Pierre Gasly, Alpine A523, devant Alexander Albon, Williams FW45

Alexander Albon (Williams) derrière Pierre Gasly (Alpine)

"Il fallait que je mette presque trop le pneu à contribution pour rester devant. Et c'est un cercle vicieux, parce que du coup, il y a plus de dégradation. Ce n'est pas comme le Canada, l'Autriche ou Silverstone, où je sentais que je pouvais gérer le pneu dans quelques virages. Ici, c'était comme si [les concurrents] étaient dans ma boîte de vitesses en permanence. Alors il fallait que je continue à attaquer."

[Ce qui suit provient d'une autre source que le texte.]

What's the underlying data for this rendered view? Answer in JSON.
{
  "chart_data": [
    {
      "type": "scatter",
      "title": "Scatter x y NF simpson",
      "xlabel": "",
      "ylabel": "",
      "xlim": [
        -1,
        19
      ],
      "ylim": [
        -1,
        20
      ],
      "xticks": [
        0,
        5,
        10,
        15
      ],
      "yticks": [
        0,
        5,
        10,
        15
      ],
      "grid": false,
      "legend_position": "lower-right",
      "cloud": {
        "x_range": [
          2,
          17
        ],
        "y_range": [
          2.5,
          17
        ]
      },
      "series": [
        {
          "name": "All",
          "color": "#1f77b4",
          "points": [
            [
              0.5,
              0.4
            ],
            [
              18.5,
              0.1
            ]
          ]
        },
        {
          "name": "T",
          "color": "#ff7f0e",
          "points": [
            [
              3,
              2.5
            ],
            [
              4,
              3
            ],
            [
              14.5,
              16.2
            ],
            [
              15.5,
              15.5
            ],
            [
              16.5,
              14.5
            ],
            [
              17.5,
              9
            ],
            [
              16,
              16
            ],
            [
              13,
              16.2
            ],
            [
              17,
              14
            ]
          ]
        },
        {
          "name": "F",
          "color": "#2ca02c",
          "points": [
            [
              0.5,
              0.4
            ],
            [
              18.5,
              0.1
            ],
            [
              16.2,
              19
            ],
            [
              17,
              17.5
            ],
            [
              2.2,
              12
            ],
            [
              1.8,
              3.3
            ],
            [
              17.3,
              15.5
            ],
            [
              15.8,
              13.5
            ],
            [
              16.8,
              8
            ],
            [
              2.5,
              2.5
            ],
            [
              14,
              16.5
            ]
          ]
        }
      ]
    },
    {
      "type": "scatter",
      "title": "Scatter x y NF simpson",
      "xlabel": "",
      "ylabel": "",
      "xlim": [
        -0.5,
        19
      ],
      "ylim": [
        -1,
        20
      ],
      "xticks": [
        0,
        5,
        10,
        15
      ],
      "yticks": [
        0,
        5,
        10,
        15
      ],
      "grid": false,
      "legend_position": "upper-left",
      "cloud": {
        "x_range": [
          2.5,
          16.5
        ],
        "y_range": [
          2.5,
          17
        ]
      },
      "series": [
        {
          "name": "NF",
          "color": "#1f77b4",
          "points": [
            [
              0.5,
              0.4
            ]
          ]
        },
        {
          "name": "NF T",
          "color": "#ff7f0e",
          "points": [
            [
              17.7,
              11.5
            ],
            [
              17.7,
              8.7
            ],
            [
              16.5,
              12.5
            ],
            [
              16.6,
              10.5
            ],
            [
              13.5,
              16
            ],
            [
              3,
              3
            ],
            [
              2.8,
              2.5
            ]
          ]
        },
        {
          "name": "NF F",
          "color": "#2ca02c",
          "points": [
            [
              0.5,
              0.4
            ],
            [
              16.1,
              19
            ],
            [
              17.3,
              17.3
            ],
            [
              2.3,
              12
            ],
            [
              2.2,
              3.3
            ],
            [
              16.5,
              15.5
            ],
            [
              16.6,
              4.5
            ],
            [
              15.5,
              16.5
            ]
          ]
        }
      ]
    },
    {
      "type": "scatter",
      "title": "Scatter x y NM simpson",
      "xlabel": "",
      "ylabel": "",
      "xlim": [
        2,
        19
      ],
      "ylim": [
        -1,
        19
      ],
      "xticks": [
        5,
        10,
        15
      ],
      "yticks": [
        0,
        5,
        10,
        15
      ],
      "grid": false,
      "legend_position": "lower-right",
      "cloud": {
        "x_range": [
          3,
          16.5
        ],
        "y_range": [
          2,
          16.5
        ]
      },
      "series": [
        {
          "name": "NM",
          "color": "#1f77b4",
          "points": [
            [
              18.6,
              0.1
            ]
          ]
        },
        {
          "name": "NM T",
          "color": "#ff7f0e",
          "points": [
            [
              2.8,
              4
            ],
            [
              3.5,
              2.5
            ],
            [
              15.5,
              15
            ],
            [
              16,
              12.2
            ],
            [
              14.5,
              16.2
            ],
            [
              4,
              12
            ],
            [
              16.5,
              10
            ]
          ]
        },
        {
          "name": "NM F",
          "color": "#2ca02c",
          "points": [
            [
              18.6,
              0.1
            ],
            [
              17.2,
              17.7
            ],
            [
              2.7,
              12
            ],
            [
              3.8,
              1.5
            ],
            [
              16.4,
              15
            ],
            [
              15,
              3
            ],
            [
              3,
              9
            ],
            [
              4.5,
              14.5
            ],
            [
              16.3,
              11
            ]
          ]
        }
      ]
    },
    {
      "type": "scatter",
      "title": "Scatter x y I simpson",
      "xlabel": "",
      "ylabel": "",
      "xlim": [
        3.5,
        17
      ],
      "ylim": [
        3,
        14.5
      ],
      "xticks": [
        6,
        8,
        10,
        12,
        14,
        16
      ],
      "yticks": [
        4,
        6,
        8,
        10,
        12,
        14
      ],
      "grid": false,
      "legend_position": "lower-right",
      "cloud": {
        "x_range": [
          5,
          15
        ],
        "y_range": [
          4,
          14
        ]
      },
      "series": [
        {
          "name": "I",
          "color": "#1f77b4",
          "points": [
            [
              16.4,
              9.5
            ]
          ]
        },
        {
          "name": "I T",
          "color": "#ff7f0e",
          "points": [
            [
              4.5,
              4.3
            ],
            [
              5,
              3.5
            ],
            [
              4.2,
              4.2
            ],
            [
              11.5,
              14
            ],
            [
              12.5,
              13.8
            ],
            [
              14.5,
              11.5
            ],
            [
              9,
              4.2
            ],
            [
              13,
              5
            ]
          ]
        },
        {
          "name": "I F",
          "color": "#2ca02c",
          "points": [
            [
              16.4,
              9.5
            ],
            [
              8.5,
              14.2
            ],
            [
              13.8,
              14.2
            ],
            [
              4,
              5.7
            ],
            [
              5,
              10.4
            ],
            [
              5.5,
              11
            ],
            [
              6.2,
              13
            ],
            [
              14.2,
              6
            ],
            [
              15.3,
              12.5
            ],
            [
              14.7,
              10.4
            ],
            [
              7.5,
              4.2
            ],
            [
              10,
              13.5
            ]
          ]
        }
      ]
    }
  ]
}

À noter que la faible averse survenue aux alentours de la mi-course s'est avérée bénéfique à Albon : "Ce qui est intéressant à mes yeux, c'est que quand il a commencé à pleuvoir, ça a rafraîchi mes pneus. Et ça m'a donné plus d'adhérence que je n'en avais sur le sec. Alors en fait, je les ai rattrapés à nouveau, j'ai même gagné en rythme, ce qui montre à quel point ça surchauffait."

Williams va en tout cas devoir tirer les leçons de ce week-end spadois afin d'exploiter au mieux un autre Grand Prix où la vitesse de pointe de la FW45 lui sera fort utile. "C'est frustrant, car c'est un week-end où on pensait faire mieux. Il faut s'assurer de comprendre pourquoi on avait tant de difficultés ce week-end. En fin de compte, le niveau d'appui sera similaire à Monza, et ce sera vraiment notre autre meilleure chance de marquer des points", conclut Albon.